Yesterday was an impressive day for meta-blogging. A long post by John Holbo on Crooked Timber on the potential advantages of blogging to literary studies has led to a long list of comments by readers (note: Holbo makes many of his best points in response to criticisms), as well as threads and cross-threads on several other blogs.

So far I've seen the discussion expanded upon in the following places: Critical Mass, Pharyngula, Chun the Unavoidable, Cup of Chicha, Tightly Wound, Adam Kotsko (he manages to quote Hardt and Negri's Empire), and Maud Newton.

The central hub of the discussion is Crooked Timber (33 comments so far), followed by Erin O'Connor (8 comments), and then the individual posters (who tend to average 2-5 comments on their individual pages). Bloggers introduce their own ideas and new rhetorical twists in their entries on their personal blogs. As a result, it's hard to represent the shape of this conversation. The best I can do is to describe it is: about 30 people people collectively having an argument in several different rooms at once.
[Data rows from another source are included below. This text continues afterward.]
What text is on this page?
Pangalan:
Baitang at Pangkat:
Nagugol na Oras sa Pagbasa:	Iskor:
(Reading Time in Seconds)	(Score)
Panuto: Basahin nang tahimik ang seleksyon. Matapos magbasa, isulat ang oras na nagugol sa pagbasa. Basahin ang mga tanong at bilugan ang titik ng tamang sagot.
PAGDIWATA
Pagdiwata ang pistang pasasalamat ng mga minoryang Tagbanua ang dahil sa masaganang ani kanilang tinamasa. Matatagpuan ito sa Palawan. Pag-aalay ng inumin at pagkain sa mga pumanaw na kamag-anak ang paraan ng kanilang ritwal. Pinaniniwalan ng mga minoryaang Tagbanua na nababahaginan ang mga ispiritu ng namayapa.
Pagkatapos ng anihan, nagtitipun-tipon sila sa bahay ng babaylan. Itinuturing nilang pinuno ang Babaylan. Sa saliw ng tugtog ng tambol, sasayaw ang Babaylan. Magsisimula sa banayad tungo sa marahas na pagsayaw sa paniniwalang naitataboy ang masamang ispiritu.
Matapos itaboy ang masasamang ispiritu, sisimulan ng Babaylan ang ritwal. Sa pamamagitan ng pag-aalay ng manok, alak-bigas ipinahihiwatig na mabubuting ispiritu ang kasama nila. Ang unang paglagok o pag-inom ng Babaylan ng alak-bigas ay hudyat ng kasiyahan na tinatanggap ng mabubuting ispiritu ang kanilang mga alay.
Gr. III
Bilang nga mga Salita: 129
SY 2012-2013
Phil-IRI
I might venture a more detailed opinion on this later in the week, but for now I simply want to register how interesting the debate has been. Several of the people who have weighed in on the issue have pointed out that a) most of the most vibrant literature-oriented blogs out there are written by people who are not academics, and b) most of the people who are passionately involved in this discussion are either non-academics or not literary scholars! Sociologically, it's a little puzzling. Why are so many non English-lit people preoccupied with the fate of literary studies? I've encountered similar sentiments from many of my non-academic friends: 'why are you guys so debilitated by jargon?' Perhaps it's because literary studies has traditionally been a kind of core to humanist study. So maybe all the worry about the decline of the field is a form of backhanded legitimation.

Comment on this Post

Academic blogging meta-thread


On : 4/21/2004 2:59:14 PM Timothy Burke (www) said:

It's an interesting question. I think it's several things. For one, as you say, it's that literary criticism is one of the cores of the humanities. More importantly is the impact of the "linguistic turn" in history, anthropology, sociology and various associated disciplinary forms--literary theory and critical theory started to become the key that turns that whole lock somewhere in the early 1980s, and so many fates began to hinge on it. Third, I think it's because culture or literature, rather like history, is consdered one of those subjects which "ought" to be transparent to public discourse and easily understood within it, where the work of doing literary criticism or research history was understood for many decades to involve encyclopedic knowledge of texts and contexts, but not theoretical positions on the constitution of the subject itself that rendered it opaque to public reason.